Verirrt im Bayerischen Wald?

Bayerischer Wald
In den Wäldern zwischen Zwieslerwaldhaus und Ludwigsthal

Bevor ich mich an den angenehmen Trubel gewöhnte, ging ich wieder zurück in die Wälder. Diesmal wanderte ich in Richtung Nationalparkzentrum Ludwigstal. Ich wanderte und wanderte. Und irgendwann wurde der Weg immer matschiger und immer mehr Baumstämme blockierten den Pfad. Das hatte es nicht einmal im Urwald gegeben. Bald war klar, ich hatte eine Abzweigung verpasst. Konnte man sich in diesen Wäldern verirren? War das in diesem touristisch so wohl erschlossenen Gebiet überhaupt möglich? Wenige Wochen später sollte sich ein kleines Mädchen aus Berlin tatsächlich gar nicht weit von hier in den böhmischen Wäldern verlaufen. Sie irrte zwei Tage und zwei Nächte durch die Wälder und überlebte in frostkalten Nächten nur mit viel Glück. All das wusste ich an diesem Tag noch nicht und belächelte die scheinbar abstruse Vorstellung, sich im Bayerischen Wald zu verirren.
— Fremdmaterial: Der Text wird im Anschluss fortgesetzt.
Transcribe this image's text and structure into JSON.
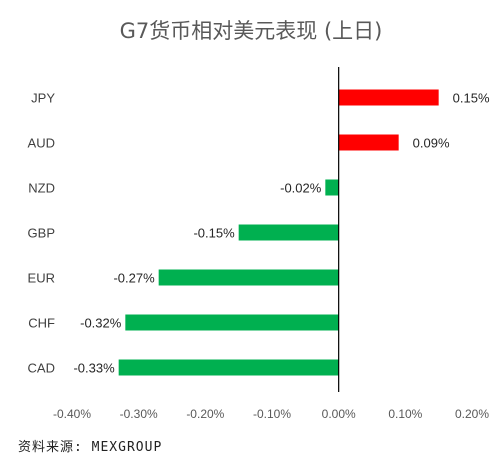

Als ich eine gut ausgebaute Forststraße an einem Bach erreichte, schloss ich es erleichtert aus, nie wieder in die Zivilisation zurück zu finden. Ich folgte dem Bachlauf bergab, das hatte ich als Survival-Tipp einmal gelernt, weil dieser irgendwann in einem Dorf oder sehr viel später in einem Meer enden würde. Spätestens, als mir die erste Rentnergruppe auf Stöcken entgegenkam, war klar, dass ich noch nicht ganz in der Wildnis verloren war. Ich fragte sie, ob es zum Nationalpark-Zentrum noch weit sei. Die Rentner schauten mich traurig an und meinten, der sei viele, viele Kilometer weiter bei Bayerisch Eisenstein. War ich schon so weit gewandert? Beim großen Info-Parkplatz, den ich keine dreihundert Meter weiter erreichte, stellte sich heraus, dass die Gruppe die beiden Nationalpark-Zentren verwechselt hatten. Es gab auch hier eines. Das war gleich um die Ecke beim „Haus zur Wildnis“.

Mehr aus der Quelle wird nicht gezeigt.